Margaretta, edad indeterminada. Vive (es un decir) en la avenida del Carrilet, en L’Hospitalet. En un descampado que hace también de vertedero. Lo comparte con una muchacha que responde al nombre de María. Tiene 21 años y un hijo, Amadeo, de 4. También está Mario, sin edad precisa. Todos ellos proceden de Rumanía. Ninguno tiene trabajo. Sobreviven gracias a la Cruz Roja. La imagen, en color y con dolor, la firma Cèlia Atset y es una más de las muchas que sirven para rendir homenaje a quien ha sido uno de los más sensibles fotógrafos de prensa en Barcelona: Joan Guerrero.
Casi toda la profesión (más de sesenta fotógrafos) participa, porque Joan es uno de esos tipos que se hace querer. Como los niños. Y como ellos, va por la vida con una sonrisa perpetuamente empática. Y con una cámara que fija lo que antes han visto sus ojos. Alguien ha dicho que es una especie de Miguel Hernández de la fotografía y algo hay de eso, porque sus imágenes son, con frecuencia, poemas, gritos, desgarros.
Nació en 1940 en Tarifa y pronto viajó a una Barcelona que lo acogió con la misma dureza que a tantos otros andaluces que huían de una tierra que tampoco les quería. Trabajó de lo que pudo, hasta que dio en vivir de la fotografía. Modestamente, en una casita en Santa Coloma de Gramenet desde la que se ve casi toda Barcelona y en la que, de noche, los jazmines desprenden su aroma para que lo disfruten sus amigos cuando lo visitan.
En la exposición hay una obra suya. Dice él que es su fotografía más querida. La hizo en el año 2000, en El Salvador. “Cerca del lugar donde habían asesinado al obispo Romero. Vi un grupo de gente sencilla alrededor de un altar improvisado, que entre cantos y violines se daban la mano. Hubo un momento de silencio cuando descubrí al viejo guanaco. Allí estaba esperándome. Él con su mirada agonizante mirando hacia sus adentros sin ver su mirada”. Tomó la imagen y supo que era la fotografía de su vida, porque reflejaba “la grandeza y la dignidad que tanto busqué”.
Esa dignidad, expuesta en el patio de la España Industrial, al aire libre, la comparte Barcelona con el mundo. De ahí que, junto a la toma de Atset en l’Hospitalet pueda verse también la que refleja la aportación de Vanessa Casteleiro: una mujer, de espaldas, arrastrando un carrito por la zona de chabolas ubicada en la periferia de A Coruña.

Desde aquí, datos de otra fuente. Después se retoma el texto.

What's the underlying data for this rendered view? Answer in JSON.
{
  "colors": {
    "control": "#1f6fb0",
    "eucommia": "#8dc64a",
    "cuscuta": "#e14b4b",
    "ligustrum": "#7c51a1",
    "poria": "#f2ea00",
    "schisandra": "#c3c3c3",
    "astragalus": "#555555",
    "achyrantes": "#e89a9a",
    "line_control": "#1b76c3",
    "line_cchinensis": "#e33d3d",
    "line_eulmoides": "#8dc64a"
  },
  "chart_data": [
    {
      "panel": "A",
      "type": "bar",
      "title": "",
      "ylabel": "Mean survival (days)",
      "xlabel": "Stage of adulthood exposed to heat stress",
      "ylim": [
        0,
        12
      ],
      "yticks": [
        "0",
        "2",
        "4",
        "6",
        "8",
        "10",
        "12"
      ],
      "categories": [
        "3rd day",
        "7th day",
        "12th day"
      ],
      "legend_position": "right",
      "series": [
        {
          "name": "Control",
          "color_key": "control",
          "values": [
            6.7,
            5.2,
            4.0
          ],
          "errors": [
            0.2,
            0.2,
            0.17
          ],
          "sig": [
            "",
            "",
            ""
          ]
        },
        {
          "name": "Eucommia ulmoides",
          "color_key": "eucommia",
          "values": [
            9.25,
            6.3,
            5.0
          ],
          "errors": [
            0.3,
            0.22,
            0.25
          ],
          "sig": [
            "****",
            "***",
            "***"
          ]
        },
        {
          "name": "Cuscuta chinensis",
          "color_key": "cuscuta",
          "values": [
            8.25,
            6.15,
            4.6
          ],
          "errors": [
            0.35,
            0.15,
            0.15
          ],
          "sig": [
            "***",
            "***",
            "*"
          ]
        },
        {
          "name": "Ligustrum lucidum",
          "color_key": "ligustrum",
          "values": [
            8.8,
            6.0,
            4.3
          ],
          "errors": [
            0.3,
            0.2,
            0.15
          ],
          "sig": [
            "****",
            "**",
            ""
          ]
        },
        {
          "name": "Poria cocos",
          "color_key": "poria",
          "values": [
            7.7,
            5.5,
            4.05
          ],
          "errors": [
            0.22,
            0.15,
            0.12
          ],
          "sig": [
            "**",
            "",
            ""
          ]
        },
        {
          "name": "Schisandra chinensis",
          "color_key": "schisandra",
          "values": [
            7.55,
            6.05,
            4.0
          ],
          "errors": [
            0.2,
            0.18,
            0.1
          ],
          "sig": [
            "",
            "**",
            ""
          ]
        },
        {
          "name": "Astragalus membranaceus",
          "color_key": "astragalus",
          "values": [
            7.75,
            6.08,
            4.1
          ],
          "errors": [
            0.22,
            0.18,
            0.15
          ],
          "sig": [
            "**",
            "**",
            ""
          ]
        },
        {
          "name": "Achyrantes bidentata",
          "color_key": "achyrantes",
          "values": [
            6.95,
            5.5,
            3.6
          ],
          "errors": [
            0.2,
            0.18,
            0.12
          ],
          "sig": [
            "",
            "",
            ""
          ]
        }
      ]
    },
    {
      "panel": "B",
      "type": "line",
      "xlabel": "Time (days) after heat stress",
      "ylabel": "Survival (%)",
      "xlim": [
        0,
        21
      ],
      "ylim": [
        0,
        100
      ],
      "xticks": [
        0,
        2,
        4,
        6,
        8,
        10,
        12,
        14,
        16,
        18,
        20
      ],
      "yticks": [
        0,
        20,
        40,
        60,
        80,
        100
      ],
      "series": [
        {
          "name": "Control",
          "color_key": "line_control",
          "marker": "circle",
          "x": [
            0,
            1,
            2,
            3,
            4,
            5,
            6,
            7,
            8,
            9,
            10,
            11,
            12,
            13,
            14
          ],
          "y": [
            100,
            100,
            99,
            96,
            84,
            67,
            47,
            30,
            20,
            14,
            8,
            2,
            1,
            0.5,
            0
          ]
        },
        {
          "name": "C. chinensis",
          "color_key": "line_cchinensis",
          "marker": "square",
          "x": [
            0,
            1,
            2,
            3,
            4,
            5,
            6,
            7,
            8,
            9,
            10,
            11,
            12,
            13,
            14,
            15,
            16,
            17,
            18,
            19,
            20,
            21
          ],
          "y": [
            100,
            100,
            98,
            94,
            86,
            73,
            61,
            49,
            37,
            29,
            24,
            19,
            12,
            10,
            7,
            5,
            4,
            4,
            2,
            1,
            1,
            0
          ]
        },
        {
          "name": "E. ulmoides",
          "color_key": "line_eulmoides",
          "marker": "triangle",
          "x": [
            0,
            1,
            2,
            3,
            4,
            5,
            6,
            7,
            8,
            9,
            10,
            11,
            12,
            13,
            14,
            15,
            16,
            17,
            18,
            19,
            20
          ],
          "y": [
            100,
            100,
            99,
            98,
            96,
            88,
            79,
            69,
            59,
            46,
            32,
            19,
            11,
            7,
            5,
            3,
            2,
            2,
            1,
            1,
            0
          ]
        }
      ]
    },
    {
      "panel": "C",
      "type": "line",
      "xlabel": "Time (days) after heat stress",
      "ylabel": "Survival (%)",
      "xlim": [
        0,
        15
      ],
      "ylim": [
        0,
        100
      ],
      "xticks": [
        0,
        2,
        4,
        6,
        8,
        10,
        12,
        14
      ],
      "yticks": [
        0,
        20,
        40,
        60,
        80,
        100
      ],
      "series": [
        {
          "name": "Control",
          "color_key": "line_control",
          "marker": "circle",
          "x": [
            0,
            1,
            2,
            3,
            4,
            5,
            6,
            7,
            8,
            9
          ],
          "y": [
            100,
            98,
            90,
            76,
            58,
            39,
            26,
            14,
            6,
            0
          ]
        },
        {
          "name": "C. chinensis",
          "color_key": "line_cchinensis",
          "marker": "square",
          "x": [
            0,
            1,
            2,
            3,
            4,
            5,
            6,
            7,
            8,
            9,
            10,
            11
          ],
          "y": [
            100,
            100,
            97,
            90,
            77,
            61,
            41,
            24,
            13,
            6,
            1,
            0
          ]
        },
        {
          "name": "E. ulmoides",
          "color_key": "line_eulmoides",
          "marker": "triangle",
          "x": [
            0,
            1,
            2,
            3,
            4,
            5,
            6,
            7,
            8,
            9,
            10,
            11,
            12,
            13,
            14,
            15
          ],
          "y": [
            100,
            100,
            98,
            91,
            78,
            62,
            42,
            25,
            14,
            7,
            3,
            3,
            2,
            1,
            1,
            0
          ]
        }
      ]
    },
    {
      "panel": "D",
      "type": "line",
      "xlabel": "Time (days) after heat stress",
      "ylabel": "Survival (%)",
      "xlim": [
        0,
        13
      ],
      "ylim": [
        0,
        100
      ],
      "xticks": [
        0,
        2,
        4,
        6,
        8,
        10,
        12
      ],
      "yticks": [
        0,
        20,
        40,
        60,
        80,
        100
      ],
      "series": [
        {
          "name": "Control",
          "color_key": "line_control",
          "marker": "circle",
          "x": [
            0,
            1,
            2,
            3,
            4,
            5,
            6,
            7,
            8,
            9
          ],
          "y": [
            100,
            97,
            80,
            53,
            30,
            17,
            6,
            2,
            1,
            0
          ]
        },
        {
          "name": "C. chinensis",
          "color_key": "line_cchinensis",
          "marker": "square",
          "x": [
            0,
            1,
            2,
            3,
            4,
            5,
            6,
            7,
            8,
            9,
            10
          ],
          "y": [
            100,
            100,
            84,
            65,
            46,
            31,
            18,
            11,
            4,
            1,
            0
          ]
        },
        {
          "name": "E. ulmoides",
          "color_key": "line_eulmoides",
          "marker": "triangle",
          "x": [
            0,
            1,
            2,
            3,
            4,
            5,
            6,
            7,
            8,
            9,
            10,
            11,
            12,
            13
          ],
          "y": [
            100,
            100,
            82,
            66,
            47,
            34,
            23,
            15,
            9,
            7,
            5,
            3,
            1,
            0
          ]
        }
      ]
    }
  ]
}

Pero también incluso en medio de las penurias aparece la sonrisa. La refleja bien una niña de Ciutat Meridiana que juega en la calle tras el confinamiento. Tiene menos de seis años y la vida por delante y muchas ganas de vivir cada momento. Ese instante de repentina felicidad, tal vez efémera, lo ha captado Laura Guerrero, hija de Joan y también fotógrafa.
En cierto sentido, todas esas imágenes enlazan con la de Agustí Carbonell, tomada en 1979, en el barrio barcelonés de La Perona. Era el momento en el que la Barcelona nueva, aún preolímpica pero ya asomada a la democracia, intentaba lavarse la cara, a veces desplazando familias. Un niño mira a la cámara, plantado en un descampado que hasta ese momento había sido su espacio de juegos.
Algunos de los que allí vivían (vuelve a ser una forma de hablar) fueron realojados por el Ayuntamiento; otros, recuerda Carbonell, tuvieron que buscarse la vida. Y apostilla: “En 40 años no han cambiado mucho las políticas de la vivienda, siguen los desahucios, la gente sin hogar y con futuros inciertos”.
Pero algo hay de cierto: que la miseria sigue siendo un lugar habitado por mucha gente y que hay fotógrafos capaces de captar la sinrazón, con voluntad de cambiar las cosas. Comunidad de sentimientos, anhelos, deseos y sufrimientos. Todo eso cabe en una foto cuando es buena. Lucas Vallecillos, que aporta la imagen de mujeres recogiendo las pocas patatas olvidadas en un campo, lo recuerda como enseñanza de Joan Guerrero: “primero la persona, luego la fotografía”.
Al lado de la imagen tomada por Ángel García en la que una niña de Alepo, sola, sorbe un biberón en una comisaría de Croacia, hay otras llamativas: unas monjas protestando contra un Estado que creen injusto, el español. Quizás porque les paga el sueldo en vez de destinarlo a paliar tantos desvivires. O un grupo de siete individuos ricos y bien alimentados, con problemas de identidad. Pero, salvo excepciones, la exposición es espléndida. Entrañable: como Joan Guerrero.